Every season has a few “almosts” that stick around. With the Maple Leafs, one of them showed up around the 2025 trade deadline, when Mikko Rantanen suddenly came into play and Mitch Marner’s name got involved in a conversation no one really wanted to have.
Marner had the best season of his career with 102 points. It was the kind of production that doesn’t move you. And yet it was also the most difficult season he has ever had in Toronto. In the last year of his contract there was clarity about his future.
Then suddenly Colorado Marketing rantans. He was a winger with a Stanley Cup ring, and Maple Leafs general manager Brad Treliving did what any responsible general manager would do: he called the Avs.

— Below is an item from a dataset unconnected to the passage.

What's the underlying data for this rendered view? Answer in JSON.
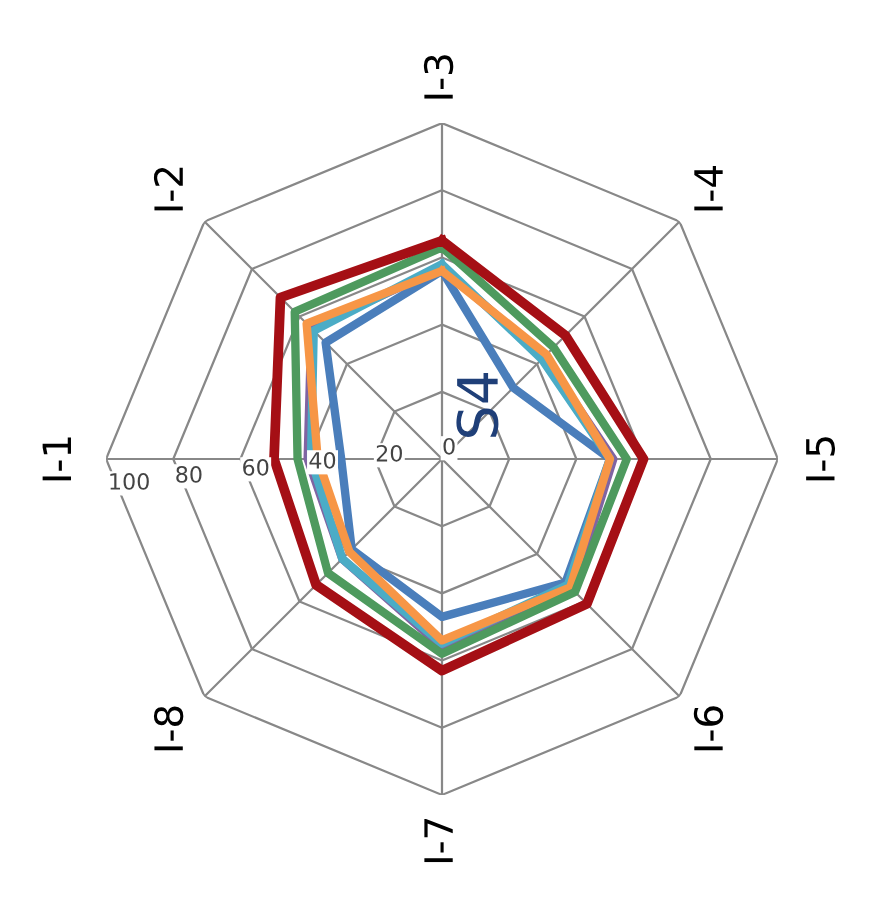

It was rumored that a Maple Leafs-Avalanche deal could have happened
The Maple Leafs had reportedly put together a three-team framework, with Rantanen open to expanding in Toronto. The Avalanche wanted Marner in return. All Marner has to do is waive his no-trade clause. He didn’t.
And that’s where the what-if starts to get interesting. Marner was well within his rights. New baby on the way. Life is rooted in Toronto. No obligation to solve the team’s math at the expense of his family. Anyone who does otherwise is not being honest.
What if Rantanen had landed in Toronto and expanded?
Had Rantanen arrived in Toronto, the Maple Leafs would have finally had what they’ve been circling for years: a playoff winger built for long nights. Heavy minutes, lots of contact and the attack never dries up. Sixty-three points in 48 games, more than 20 minutes a night – that’s not theory, that’s evidence. He enjoys the power play, wins puck battles and doesn’t disappear when the games heat up. He’s not subtle. He leans on you.
Now imagine if that version of Rantanen later appeared in the Toronto lineup. Matthews would attract the best defenders. Nylander would fly on the weak side. Rantanen planted himself close to the net and did the unglamorous things that don’t always show up on highlights but absolutely show up in playoff series. Suddenly, the Maple Leafs’ first line wouldn’t just look competent, it would be one of the best lines in the entire NHL.
Would the Maple Leafs have beaten Florida in the second round?
Would it have guaranteed a longer Stanley Cup run last season? Of course not. Hockey never gives out guarantees. But it would have changed the team. Less girth. Less waiting for the perfect game. More inevitability.
After Marner rejected the deal, the Maple Leafs turned around and brought in Scott Laughton and Brandon Carlo. Both are doing great with the Maple Leafs. But imagine Rantanen at Blue and White, along with the two candidates who went the other way: Nikita Grebenkin (and a first-round pick in 2027) and Fraser Minten. Both youngsters are said to still be on the team. Both youngsters are said to still be with the team.
No one knows what this season would have looked like
Who knows what last season will look like if Mikko Rantanen wears a Maple Leafs jersey instead of Marner? Maybe they get past Florida, maybe they don’t, but it’s hard to argue the team wouldn’t have been tougher on him. The problem with what-if questions is that they don’t cash in. They just hang around.
And now here the Maple Leafs are, a new season, different problems and a team trying to get into the postseason with fans still wondering what could have happened.